Expenses for Starting a Restaurant

As you begin in the restaurant owner business, you will need to consider ongoing expenses. Planning for startup costs are important, but what about things that must be paid for as you move from opening day into the future?

Obviously electricity and gas are of paramount importance, but there are many ongoing costs that you need to consider and plan for to make your restaurant a success. Here are 5 things to consider:

  1.       Accounting Fees: This one ranks the top of the list due to its utility from startup to everyday operation. Having an accountant on retainer each month can free up a lot of time for a new business owner of any type. An accountant with experience in the restaurant industry can help to track a number of things from cost/revenue analysis to inventory management and more.
  1.       Maintenance and Emergency Fund: When running your restaurant, expecting the unexpected can save you from serious trouble down the road. A restaurant in its early stages cannot afford to have a problem like needing emergency repairs on appliances that may keep it from opening for business. If that’s the case for you, you should contact a reputable appliance repair company to get an inspection. Lost revenue due to the unforeseen can spell doom for any enterprise, so be sure to have a separate account for just this kind of situation.
  1.       Distributor/Vendor Fees and Billing: Food and beverage costs are obviously a continued expense for a restaurant.
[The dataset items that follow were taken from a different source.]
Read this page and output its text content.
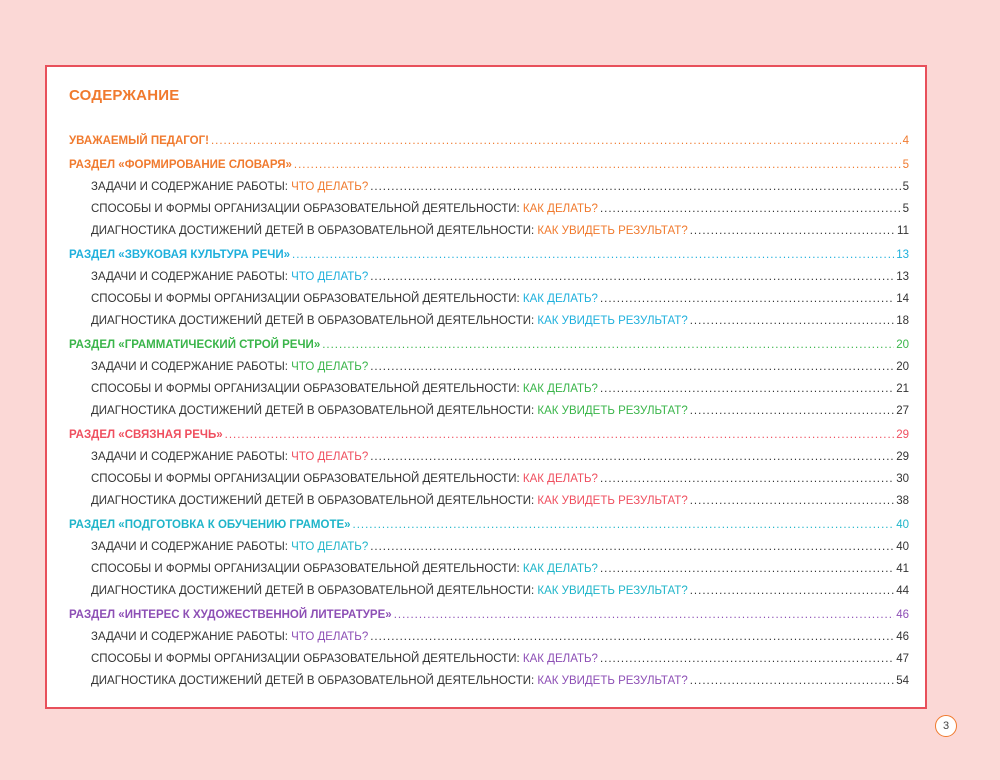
СОДЕРЖАНИЕ
УВАЖАЕМЫЙ ПЕДАГОГ! .....	4
РАЗДЕЛ «ФОРМИРОВАНИЕ СЛОВАРЯ» .....	5
ЗАДАЧИ И СОДЕРЖАНИЕ РАБОТЫ: ЧТО ДЕЛАТЬ? .....	5
СПОСОБЫ И ФОРМЫ ОРГАНИЗАЦИИ ОБРАЗОВАТЕЛЬНОЙ ДЕЯТЕЛЬНОСТИ: КАК ДЕЛАТЬ? .....	5
ДИАГНОСТИКА ДОСТИЖЕНИЙ ДЕТЕЙ В ОБРАЗОВАТЕЛЬНОЙ ДЕЯТЕЛЬНОСТИ: КАК УВИДЕТЬ РЕЗУЛЬТАТ? .....	11
РАЗДЕЛ «ЗВУКОВАЯ КУЛЬТУРА РЕЧИ» .....	13
ЗАДАЧИ И СОДЕРЖАНИЕ РАБОТЫ: ЧТО ДЕЛАТЬ? .....	13
СПОСОБЫ И ФОРМЫ ОРГАНИЗАЦИИ ОБРАЗОВАТЕЛЬНОЙ ДЕЯТЕЛЬНОСТИ: КАК ДЕЛАТЬ? .....	14
ДИАГНОСТИКА ДОСТИЖЕНИЙ ДЕТЕЙ В ОБРАЗОВАТЕЛЬНОЙ ДЕЯТЕЛЬНОСТИ: КАК УВИДЕТЬ РЕЗУЛЬТАТ? .....	18
РАЗДЕЛ «ГРАММАТИЧЕСКИЙ СТРОЙ РЕЧИ» .....	20
ЗАДАЧИ И СОДЕРЖАНИЕ РАБОТЫ: ЧТО ДЕЛАТЬ? .....	20
СПОСОБЫ И ФОРМЫ ОРГАНИЗАЦИИ ОБРАЗОВАТЕЛЬНОЙ ДЕЯТЕЛЬНОСТИ: КАК ДЕЛАТЬ? .....	21
ДИАГНОСТИКА ДОСТИЖЕНИЙ ДЕТЕЙ В ОБРАЗОВАТЕЛЬНОЙ ДЕЯТЕЛЬНОСТИ: КАК УВИДЕТЬ РЕЗУЛЬТАТ? .....	27
РАЗДЕЛ «СВЯЗНАЯ РЕЧЬ» .....	29
ЗАДАЧИ И СОДЕРЖАНИЕ РАБОТЫ: ЧТО ДЕЛАТЬ? .....	29
СПОСОБЫ И ФОРМЫ ОРГАНИЗАЦИИ ОБРАЗОВАТЕЛЬНОЙ ДЕЯТЕЛЬНОСТИ: КАК ДЕЛАТЬ? .....	30
ДИАГНОСТИКА ДОСТИЖЕНИЙ ДЕТЕЙ В ОБРАЗОВАТЕЛЬНОЙ ДЕЯТЕЛЬНОСТИ: КАК УВИДЕТЬ РЕЗУЛЬТАТ? .....	38
РАЗДЕЛ «ПОДГОТОВКА К ОБУЧЕНИЮ ГРАМОТЕ» .....	40
ЗАДАЧИ И СОДЕРЖАНИЕ РАБОТЫ: ЧТО ДЕЛАТЬ? .....	40
СПОСОБЫ И ФОРМЫ ОРГАНИЗАЦИИ ОБРАЗОВАТЕЛЬНОЙ ДЕЯТЕЛЬНОСТИ: КАК ДЕЛАТЬ? .....	41
ДИАГНОСТИКА ДОСТИЖЕНИЙ ДЕТЕЙ В ОБРАЗОВАТЕЛЬНОЙ ДЕЯТЕЛЬНОСТИ: КАК УВИДЕТЬ РЕЗУЛЬТАТ? .....	44
РАЗДЕЛ «ИНТЕРЕС К ХУДОЖЕСТВЕННОЙ ЛИТЕРАТУРЕ» .....	46
ЗАДАЧИ И СОДЕРЖАНИЕ РАБОТЫ: ЧТО ДЕЛАТЬ? .....	46
СПОСОБЫ И ФОРМЫ ОРГАНИЗАЦИИ ОБРАЗОВАТЕЛЬНОЙ ДЕЯТЕЛЬНОСТИ: КАК ДЕЛАТЬ? .....	47
ДИАГНОСТИКА ДОСТИЖЕНИЙ ДЕТЕЙ В ОБРАЗОВАТЕЛЬНОЙ ДЕЯТЕЛЬНОСТИ: КАК УВИДЕТЬ РЕЗУЛЬТАТ? .....	54
3
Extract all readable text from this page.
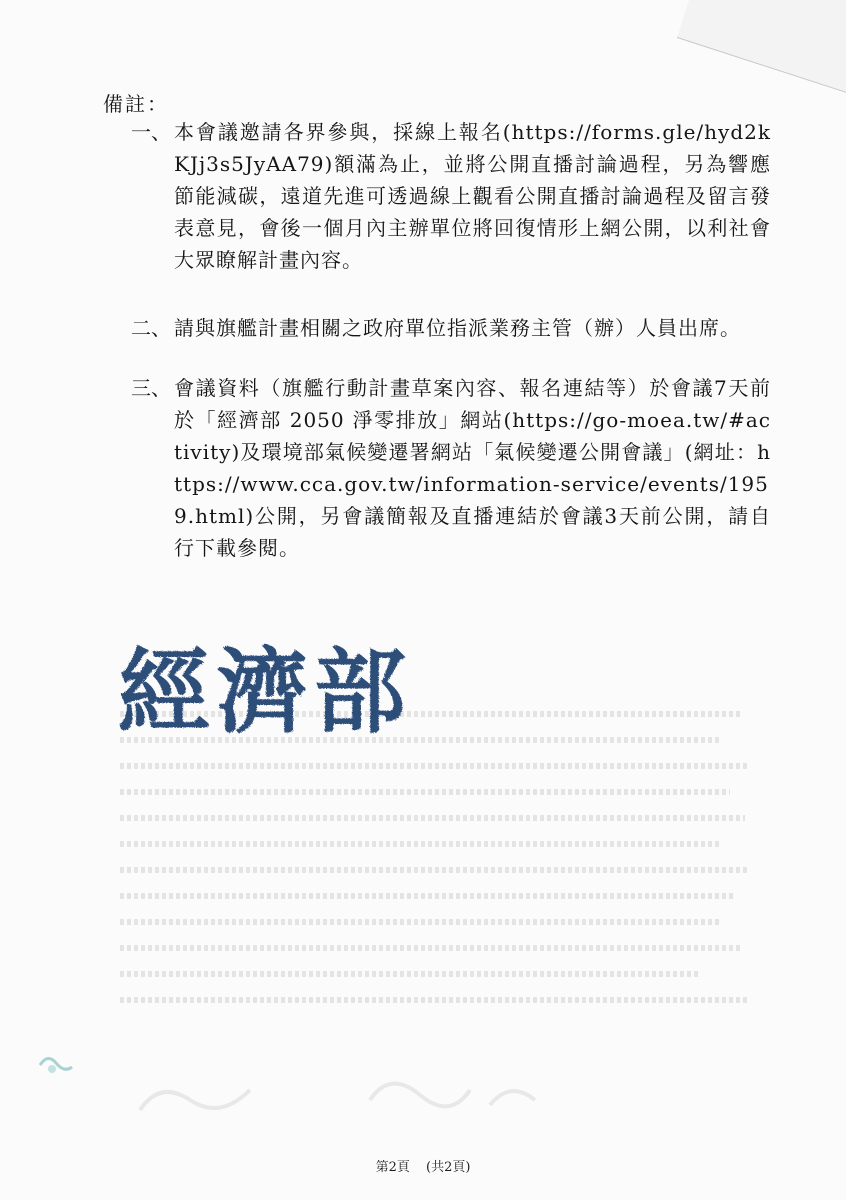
備註：
一、 本會議邀請各界參與，採線上報名(https://forms.gle/hyd2kKJj3s5JyAA79)額滿為止，並將公開直播討論過程，另為響應節能減碳，遠道先進可透過線上觀看公開直播討論過程及留言發表意見，會後一個月內主辦單位將回復情形上網公開，以利社會大眾瞭解計畫內容。
二、 請與旗艦計畫相關之政府單位指派業務主管（辦）人員出席。
三、 會議資料（旗艦行動計畫草案內容、報名連結等）於會議7天前於「經濟部 2050 淨零排放」網站(https://go-moea.tw/#activity)及環境部氣候變遷署網站「氣候變遷公開會議」(網址：https://www.cca.gov.tw/information-service/events/1959.html)公開，另會議簡報及直播連結於會議3天前公開，請自行下載參閱。
經濟部
第2頁 (共2頁)
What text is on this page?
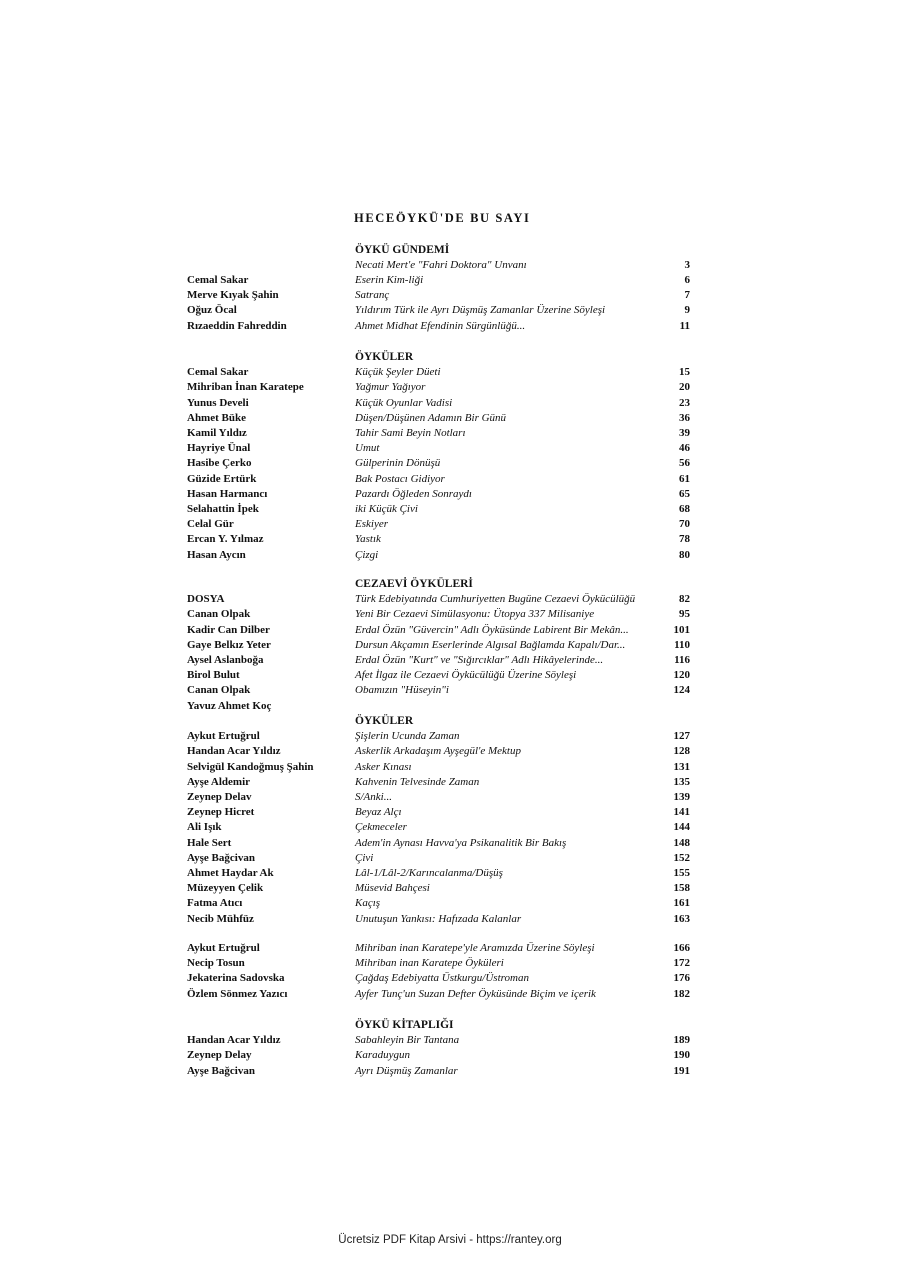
HECEÖYKÜ'DE BU SAYI
ÖYKÜ GÜNDEMİ
Necati Mert'e "Fahri Doktora" Unvanı	3
Cemal Sakar	Eserin Kim-liği	6
Merve Kıyak Şahin	Satranç	7
Oğuz Öcal	Yıldırım Türk ile Ayrı Düşmüş Zamanlar Üzerine Söyleşi	9
Rızaeddin Fahreddin	Ahmet Midhat Efendinin Sürgünlüğü...	11
ÖYKÜLER
Cemal Sakar	Küçük Şeyler Düeti	15
Mihriban İnan Karatepe	Yağmur Yağıyor	20
Yunus Develi	Küçük Oyunlar Vadisi	23
Ahmet Büke	Düşen/Düşünen Adamın Bir Günü	36
Kamil Yıldız	Tahir Sami Beyin Notları	39
Hayriye Ünal	Umut	46
Hasibe Çerko	Gülperinin Dönüşü	56
Güzide Ertürk	Bak Postacı Gidiyor	61
Hasan Harmancı	Pazardı Öğleden Sonraydı	65
Selahattin İpek	iki Küçük Çivi	68
Celal Gür	Eskiyer	70
Ercan Y. Yılmaz	Yastık	78
Hasan Aycın	Çizgi	80
CEZAEVİ ÖYKÜLERİ
DOSYA	Türk Edebiyatında Cumhuriyetten Bugüne Cezaevi Öykücülüğü	82
Canan Olpak	Yeni Bir Cezaevi Simülasyonu: Ütopya 337 Milisaniye	95
Kadir Can Dilber	Erdal Özün "Güvercin" Adlı Öyküsünde Labirent Bir Mekân...	101
Gaye Belkız Yeter	Dursun Akçamın Eserlerinde Algısal Bağlamda Kapalı/Dar...	110
Aysel Aslanboğa	Erdal Özün "Kurt" ve "Sığırcıklar" Adlı Hikâyelerinde...	116
Birol Bulut	Afet İlgaz ile Cezaevi Öykücülüğü Üzerine Söyleşi	120
Canan Olpak	Obamızın "Hüseyin"i	124
Yavuz Ahmet Koç
ÖYKÜLER
Aykut Ertuğrul	Şişlerin Ucunda Zaman	127
Handan Acar Yıldız	Askerlik Arkadaşım Ayşegül'e Mektup	128
Selvigül Kandoğmuş Şahin	Asker Kınası	131
Ayşe Aldemir	Kahvenin Telvesinde Zaman	135
Zeynep Delav	S/Anki...	139
Zeynep Hicret	Beyaz Alçı	141
Ali Işık	Çekmeceler	144
Hale Sert	Adem'in Aynası Havva'ya Psikanalitik Bir Bakış	148
Ayşe Bağcivan	Çivi	152
Ahmet Haydar Ak	Lâl-1/Lâl-2/Karıncalanma/Düşüş	155
Müzeyyen Çelik	Müsevid Bahçesi	158
Fatma Atıcı	Kaçış	161
Necib Mühfüz	Unutuşun Yankısı: Hafızada Kalanlar	163
Aykut Ertuğrul	Mihriban inan Karatepe'yle Aramızda Üzerine Söyleşi	166
Necip Tosun	Mihriban inan Karatepe Öyküleri	172
Jekaterina Sadovska	Çağdaş Edebiyatta Üstkurgu/Üstroman	176
Özlem Sönmez Yazıcı	Ayfer Tunç'un Suzan Defter Öyküsünde Biçim ve içerik	182
ÖYKÜ KİTAPLIĞI
Handan Acar Yıldız	Sabahleyin Bir Tantana	189
Zeynep Delay	Karaduygun	190
Ayşe Bağcivan	Ayrı Düşmüş Zamanlar	191
Ücretsiz PDF Kitap Arsivi - https://rantey.org
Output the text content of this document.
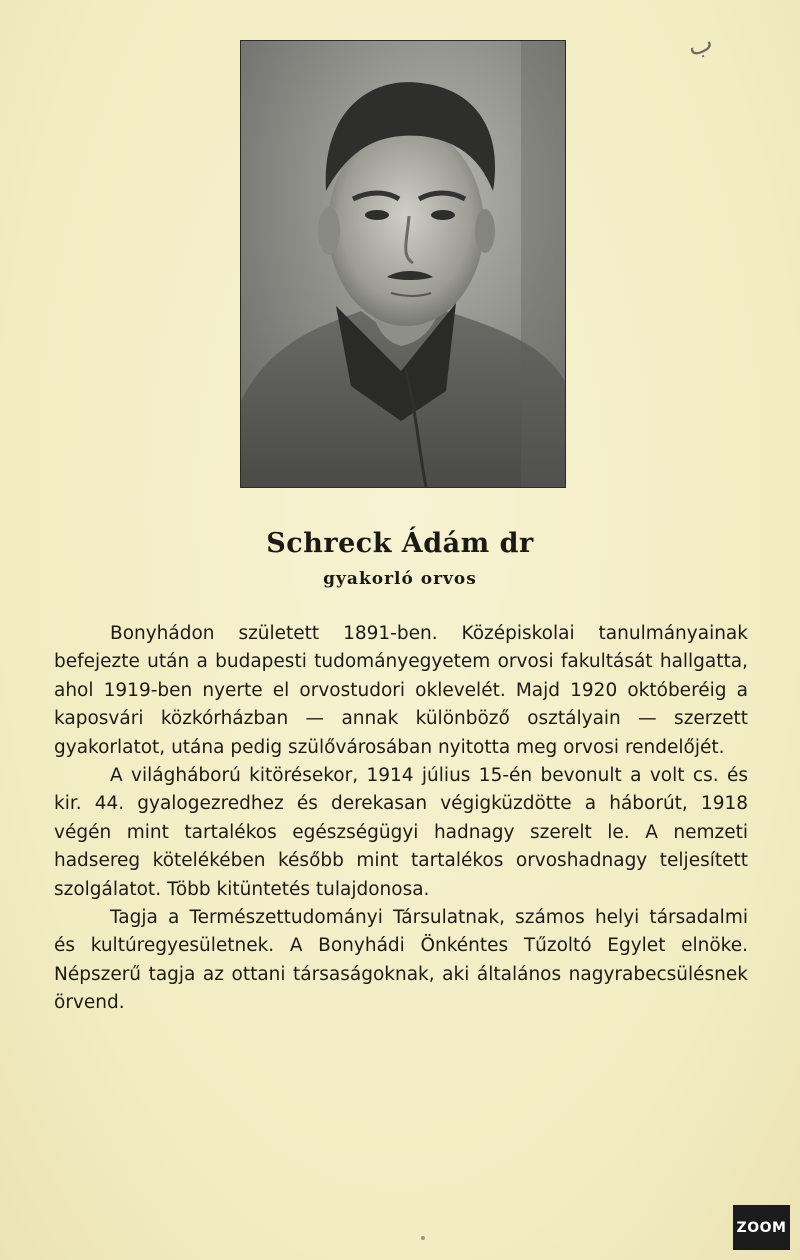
ب
Schreck Ádám dr
gyakorló orvos

Bonyhádon született 1891-ben. Középiskolai tanulmányainak befejezte után a budapesti tudományegyetem orvosi fakultását hallgatta, ahol 1919-ben nyerte el orvostudori oklevelét. Majd 1920 októberéig a kaposvári közkórházban — annak különböző osztályain — szerzett gyakorlatot, utána pedig szülővárosában nyitotta meg orvosi rendelőjét.

A világháború kitörésekor, 1914 július 15-én bevonult a volt cs. és kir. 44. gyalogezredhez és derekasan végigküzdötte a háborút, 1918 végén mint tartalékos egészségügyi hadnagy szerelt le. A nemzeti hadsereg kötelékében később mint tartalékos orvoshadnagy teljesített szolgálatot. Több kitüntetés tulajdonosa.

Tagja a Természettudományi Társulatnak, számos helyi társadalmi és kultúregyesületnek. A Bonyhádi Önkéntes Tűzoltó Egylet elnöke. Népszerű tagja az ottani társaságoknak, aki általános nagyrabecsülésnek örvend.

ZOOM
One pitfall that many new restaurants run into is being in debt to their distributors after getting behind because of poor calculations when it comes to supply. Being able to correctly anticipate needed shipments of food or beverages can keep your business running and your vendors and distributors happy (and out of court with you!).
  1.       Ongoing Equipment Costs: Plates break, glasses crash onto dining room floors and pans can become warped or burnt. These cost are inevitable, and should be planned for accordingly. A restaurant that is prepared to have its oven repaired at a moment’s notice is one that will weather an emergency that could otherwise be disastrous. A good rule of thumb is to set aside enough funds to replace 1/3 of your expendable assets like plates, silverware, cooking pots and pans.
  1.       Insurance: Every restaurant should have insurance in the event that a fire or other disaster should cause a closure. Finding an insurance company is very easy today, but the question is: which one is the right one? When searching for an insurer for your restaurant, look for an agency/company that has experience. Another way to find the right one is to ask other restaurant owners who they use for insurance.

Running a well prepared restaurant can be rewarding and very satisfying. Being prepared for not only startup costs but ongoing costs going forward into the future will help to ensure the success and profitability of your restaurant.

Preparation and forethought can be the difference between victory and defeat!